Mobilitätspakt Walldorf-Wiesloch stößt auf reges Interesse

Unsere Region ist ein starker und wachsender Wirtschaftsraum. Entsprechend hoch ist auch das tägliche Verkehrsaufkommen. Um die verkehrliche Situation zu verbessern, wurde der „Mobilitätspakt Walldorf-Wiesloch“ ins Leben gerufen.

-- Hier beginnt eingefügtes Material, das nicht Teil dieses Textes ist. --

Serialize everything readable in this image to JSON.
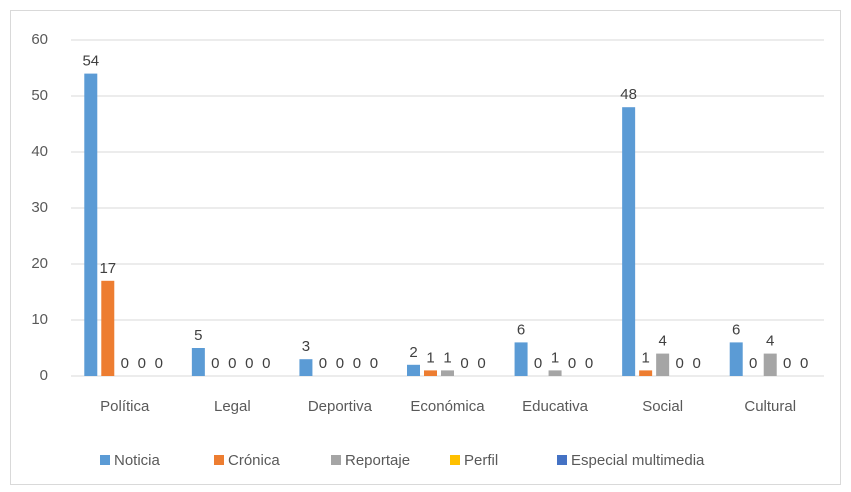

Gemeinsam mit dem Land Baden-Württemberg, dem Regierungspräsidium Karlsruhe, Vertretern der Kommunen, des Landkreises, der Verkehrsbetriebe und der Wirtschaft (u.a. SAP, MLP Heidelberger Druckmaschinen) sollen nun Maßnahmen für ein zukunftsorientiertes Mobilitätskonzept entwickelt werden.

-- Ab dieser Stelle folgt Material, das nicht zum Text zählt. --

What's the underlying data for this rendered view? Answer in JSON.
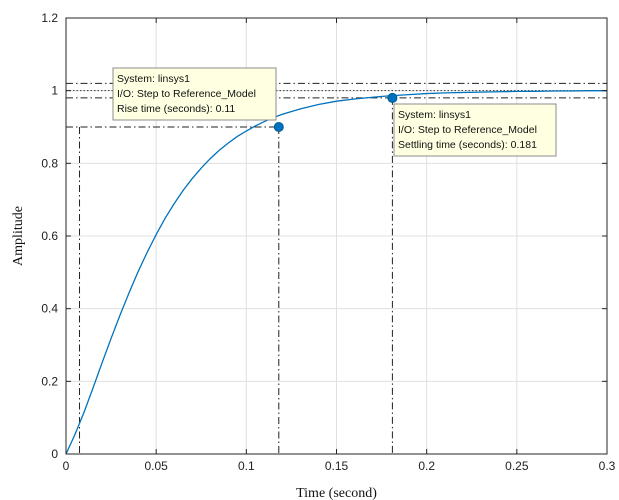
{
  "chart_data": {
    "type": "line",
    "title": "",
    "xlabel": "Time (second)",
    "ylabel": "Amplitude",
    "xlim": [
      0,
      0.3
    ],
    "ylim": [
      0,
      1.2
    ],
    "grid": true,
    "xticks": [
      0,
      0.05,
      0.1,
      0.15,
      0.2,
      0.25,
      0.3
    ],
    "xtick_labels": [
      "0",
      "0.05",
      "0.1",
      "0.15",
      "0.2",
      "0.25",
      "0.3"
    ],
    "yticks": [
      0,
      0.2,
      0.4,
      0.6,
      0.8,
      1,
      1.2
    ],
    "ytick_labels": [
      "0",
      "0.2",
      "0.4",
      "0.6",
      "0.8",
      "1",
      "1.2"
    ],
    "series": [
      {
        "color": "#0072bd",
        "x": [
          0,
          0.005,
          0.01,
          0.015,
          0.02,
          0.025,
          0.03,
          0.035,
          0.04,
          0.045,
          0.05,
          0.055,
          0.06,
          0.065,
          0.07,
          0.075,
          0.08,
          0.085,
          0.09,
          0.095,
          0.1,
          0.105,
          0.11,
          0.115,
          0.12,
          0.13,
          0.14,
          0.15,
          0.16,
          0.17,
          0.18,
          0.19,
          0.2,
          0.21,
          0.22,
          0.23,
          0.24,
          0.25,
          0.26,
          0.27,
          0.28,
          0.29,
          0.3
        ],
        "y": [
          0,
          0.054,
          0.115,
          0.182,
          0.251,
          0.318,
          0.383,
          0.444,
          0.502,
          0.555,
          0.604,
          0.649,
          0.689,
          0.726,
          0.758,
          0.787,
          0.813,
          0.836,
          0.856,
          0.874,
          0.889,
          0.903,
          0.915,
          0.926,
          0.935,
          0.95,
          0.962,
          0.971,
          0.977,
          0.982,
          0.986,
          0.989,
          0.992,
          0.994,
          0.995,
          0.996,
          0.997,
          0.998,
          0.998,
          0.999,
          0.999,
          1,
          1
        ]
      }
    ],
    "reference_lines": {
      "dashdot_horizontal": [
        1.02,
        0.98,
        0.9
      ],
      "dotted_horizontal": [
        1.0
      ],
      "dashdot_vertical": [
        0.0075,
        0.118,
        0.181
      ]
    },
    "annotations": [
      {
        "marker_x": 0.118,
        "marker_y": 0.9,
        "box_anchor": "upper-left",
        "lines": [
          "System: linsys1",
          "I/O: Step to Reference_Model",
          "Rise time (seconds): 0.11"
        ]
      },
      {
        "marker_x": 0.181,
        "marker_y": 0.98,
        "box_anchor": "below-right",
        "lines": [
          "System: linsys1",
          "I/O: Step to Reference_Model",
          "Settling time (seconds): 0.181"
        ]
      }
    ]
  }
}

Im Fokus sind dabei bewußt alle Verkehrsmittel- und Verkehrsteilnehmer: Auto, ÖPNV, Radfahrer und Fußgänger.

Auch wenn wir auf den Mobilitätspakt Walldorf-Wiesloch die letzte Woche nur noch in den sozialen Netzwerken hinweisen konnten, stieß er trotzdem bei den Mühlhäuser Bürger*innen auf ein reges Interesse.

Auf der Beteilungskarte im Internet wurden innerhalb weniger Tagen zahlreiche Ideen und Verbesserungsvorschläge für Mühlhausen, Rettigheim und Tairnbach erfasst und „geliked“.

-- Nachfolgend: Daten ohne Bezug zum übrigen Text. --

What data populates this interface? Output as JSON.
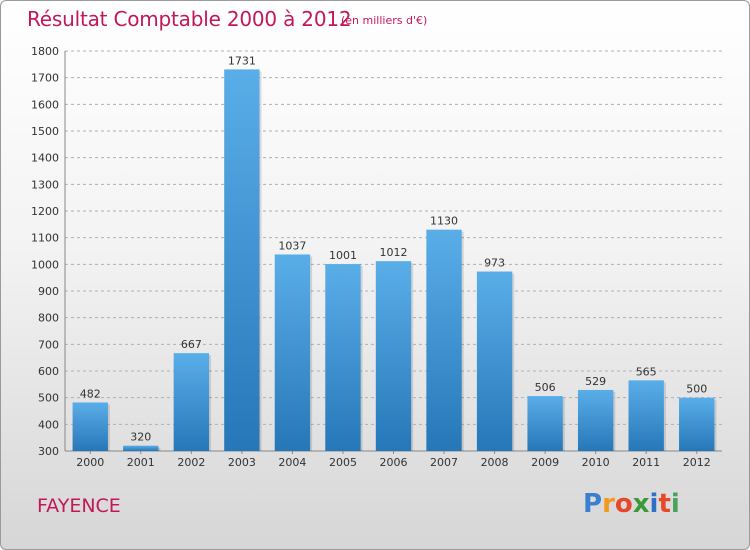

Die Bandbreite reicht dabei von zusätzlichen Fußgängerüberquerungen (z.B. Im Rauchleder oder beim Penny), sanierungsbedürftigen Radwegen, fehlenden Fahrradständern (Schule, Kirche, Dorflädle, Rathaus, Waldstadion etc), besserer Bustaktung/-Anbindung bis hin zu dem Vorschlag die Auffahrt der L546 aus Mühlhäusen auf die B39 mit einer transparenten Lärmschutzwand und längeren Einfädelspur zu versehen um so gefährliche Einfädelmanöver zu vermeiden.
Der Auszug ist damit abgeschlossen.